He turned away and picked up a book, with a gesture signifying that he had finished.

Nat's lips moved. He was about to speak, but in the extremity of his peril his tongue fairly clove to the roof of his mouth. To be left to the tender mercies of Dayton! That was indeed a fate that might have made a more experienced adventurer than Nat tremble. The boy quickly overcame his passing alarm, however, and the next moment Manuello was conducting him down the passage toward what Nat supposed must be the west cell.

Before a stout oaken door, studded with iron bolts, the evil-visaged Mexican paused, and diving into his pocket produced a key. Inserting this in a well-oiled lock, he swung back the portal and disclosed a rock-walled room about twelve feet square. This, then, was the west cell. Any hope that Nat might have cherished of escaping, vanished as he saw the place. It was, apparently, cut out of solid rock. It would have taken a gang of men armed with dynamite and tools many years to have worked their way out. The door, too, now that it was open, was seen to be a massive affair, formed of several layers of oak bolted together till it was a foot thick. Great steel hinges, driven firmly into the wall, held it in place and on the outside, as an additional security to the lock, was a heavy sliding bolt of steel.

Manuello gave Nat a shove and the boy half stumbled forward into the place.

The next minute the door closed with a harsh clamor, and he was alone. So utterly stunned was he by his fate that for some minutes Nat simply stood still in the centre of the place, not moving an inch. But presently he collected his faculties, and his first care was to cast himself loose from the rawhide rope the Mexican had enveloped him in. This done, he felt easier, and was about to begin an inspection of the place when a small wicket, not more than six inches square, in the upper part of the door opened, and a hand holding a tin jug of water was poked through. Nat seized the receptacle eagerly, and while he was draining it the same hand once more appeared, this time with a loaf of bread and a hunk of dried deer meat.

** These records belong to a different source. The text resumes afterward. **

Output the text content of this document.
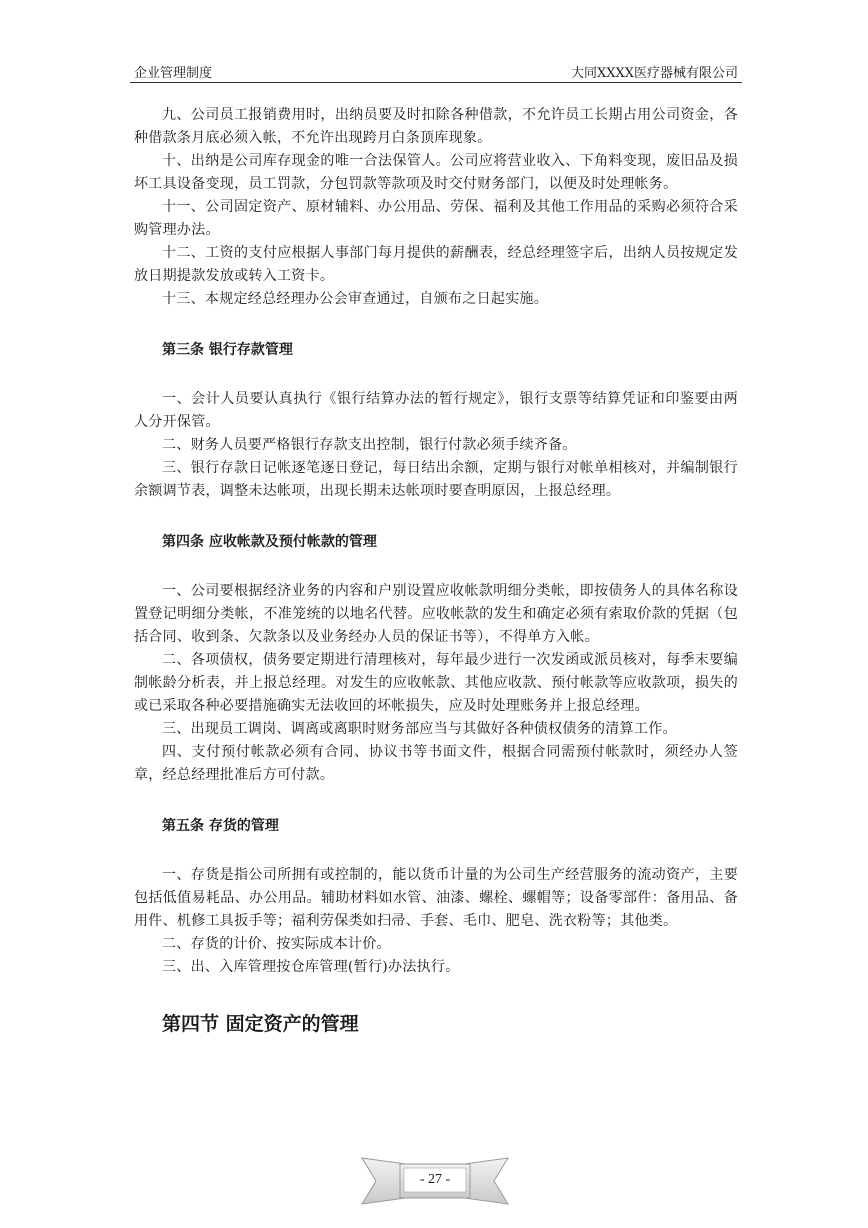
企业管理制度	大同XXXX医疗器械有限公司

九、公司员工报销费用时，出纳员要及时扣除各种借款，不允许员工长期占用公司资金，各种借款条月底必须入帐，不允许出现跨月白条顶库现象。

十、出纳是公司库存现金的唯一合法保管人。公司应将营业收入、下角料变现，废旧品及损坏工具设备变现，员工罚款，分包罚款等款项及时交付财务部门，以便及时处理帐务。

十一、公司固定资产、原材辅料、办公用品、劳保、福利及其他工作用品的采购必须符合采购管理办法。

十二、工资的支付应根据人事部门每月提供的薪酬表，经总经理签字后，出纳人员按规定发放日期提款发放或转入工资卡。

十三、本规定经总经理办公会审查通过，自颁布之日起实施。

第三条 银行存款管理

一、会计人员要认真执行《银行结算办法的暂行规定》，银行支票等结算凭证和印鉴要由两人分开保管。

二、财务人员要严格银行存款支出控制，银行付款必须手续齐备。

三、银行存款日记帐逐笔逐日登记，每日结出余额，定期与银行对帐单相核对，并编制银行余额调节表，调整未达帐项，出现长期未达帐项时要查明原因，上报总经理。

第四条 应收帐款及预付帐款的管理

一、公司要根据经济业务的内容和户别设置应收帐款明细分类帐，即按债务人的具体名称设置登记明细分类帐，不准笼统的以地名代替。应收帐款的发生和确定必须有索取价款的凭据（包括合同、收到条、欠款条以及业务经办人员的保证书等），不得单方入帐。

二、各项债权，债务要定期进行清理核对，每年最少进行一次发函或派员核对，每季末要编制帐龄分析表，并上报总经理。对发生的应收帐款、其他应收款、预付帐款等应收款项，损失的或已采取各种必要措施确实无法收回的坏帐损失，应及时处理账务并上报总经理。

三、出现员工调岗、调离或离职时财务部应当与其做好各种债权债务的清算工作。

四、支付预付帐款必须有合同、协议书等书面文件，根据合同需预付帐款时，须经办人签章，经总经理批准后方可付款。

第五条 存货的管理

一、存货是指公司所拥有或控制的，能以货币计量的为公司生产经营服务的流动资产，主要包括低值易耗品、办公用品。辅助材料如水管、油漆、螺栓、螺帽等；设备零部件：备用品、备用件、机修工具扳手等；福利劳保类如扫帚、手套、毛巾、肥皂、洗衣粉等；其他类。

二、存货的计价、按实际成本计价。

三、出、入库管理按仓库管理(暂行)办法执行。

第四节 固定资产的管理
- 27 -
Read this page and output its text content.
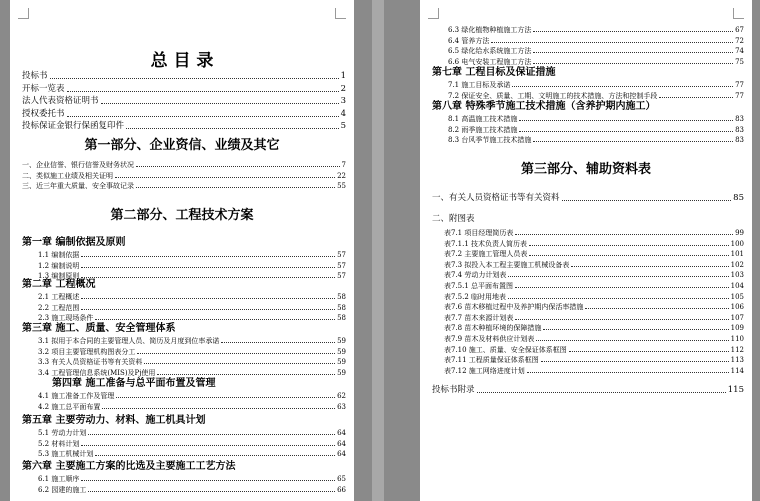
总 目 录
投标书	1
开标一览表	2
法人代表资格证明书	3
授权委托书	4
投标保证金银行保函复印件	5
第一部分、企业资信、业绩及其它
一、企业信誉、银行信誉及财务状况	7
二、类似施工业绩及相关证明	22
三、近三年重大质量、安全事故记录	55
第二部分、工程技术方案
第一章 编制依据及原则
1.1 编制依据	57
1.2 编制说明	57
1.3 编制原则	57
第二章 工程概况
2.1 工程概述	58
2.2 工程范围	58
2.3 施工现场条件	58
第三章 施工、质量、安全管理体系
3.1 拟用于本合同的主要管理人员、简历及月度到位率承诺	59
3.2 项目主要管理机构图表分工	59
3.3 有关人员资格证书等有关资料	59
3.4 工程管理信息系统(MIS)及Pj使用	59
第四章 施工准备与总平面布置及管理
4.1 施工准备工作及管理	62
4.2 施工总平面布置	63
第五章 主要劳动力、材料、施工机具计划
5.1 劳动力计划	64
5.2 材料计划	64
5.3 施工机械计划	64
第六章 主要施工方案的比选及主要施工工艺方法
6.1 施工顺序	65
6.2 园建的施工	66
6.3 绿化植物种植施工方法	67
6.4 管养方法	72
6.5 绿化给水系统施工方法	74
6.6 电气安装工程施工方法	75
第七章 工程目标及保证措施
7.1 施工目标及承诺	77
7.2 保证安全、质量、工期、文明施工的技术措施、方法和控制手段	77
第八章 特殊季节施工技术措施（含养护期内施工）
8.1 高温施工技术措施	83
8.2 雨季施工技术措施	83
8.3 台风季节施工技术措施	83
第三部分、辅助资料表
一、有关人员资格证书等有关资料	85
二、附图表
表7.1 项目经理简历表	99
表7.1.1 技术负责人简历表	100
表7.2 主要施工管理人员表	101
表7.3 拟投入本工程主要施工机械设备表	102
表7.4 劳动力计划表	103
表7.5.1 总平面布置图	104
表7.5.2 临时用地表	105
表7.6 苗木移植过程中及养护期内保活率措施	106
表7.7 苗木来源计划表	107
表7.8 苗木种植环境的保障措施	109
表7.9 苗木及材料供应计划表	110
表7.10 施工、质量、安全保证体系框图	112
表7.11 工程质量保证体系框图	113
表7.12 施工网络进度计划	114
投标书附录	115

Nat's hunger was as keen as his thirst, and wisely deciding that better thinking can be done on a full stomach than on an empty one, he speedily demolished the provender. So utterly hopeless did the outlook seem that many a boy in Nat's position would have thrown himself on the cell floor and awaited the coming of his fate. Not so with Nat. He had taken for his motto, "While there is life there is hope," although it must be confessed that even he felt a sinking of the heart as he thought over his position. Guided by the light that came into the cell through the small wicket, the boy began groping about him and beating on the wall. For an hour or more he kept this up, till his hands were raw and bleeding from his exertions. It appeared to him that he had pounded every foot of rock in the place, in the hope of finding some hollow spot, but to no avail. The place was as solid as a safety vault.

Giving way to real despair at last, even the gritty boy owned himself beaten. Sinking his face in his hands he collapsed upon the cell floor. As he did so voices sounded in the corridor. One of them Nat recognized with a thrill of apprehension, as Dayton's.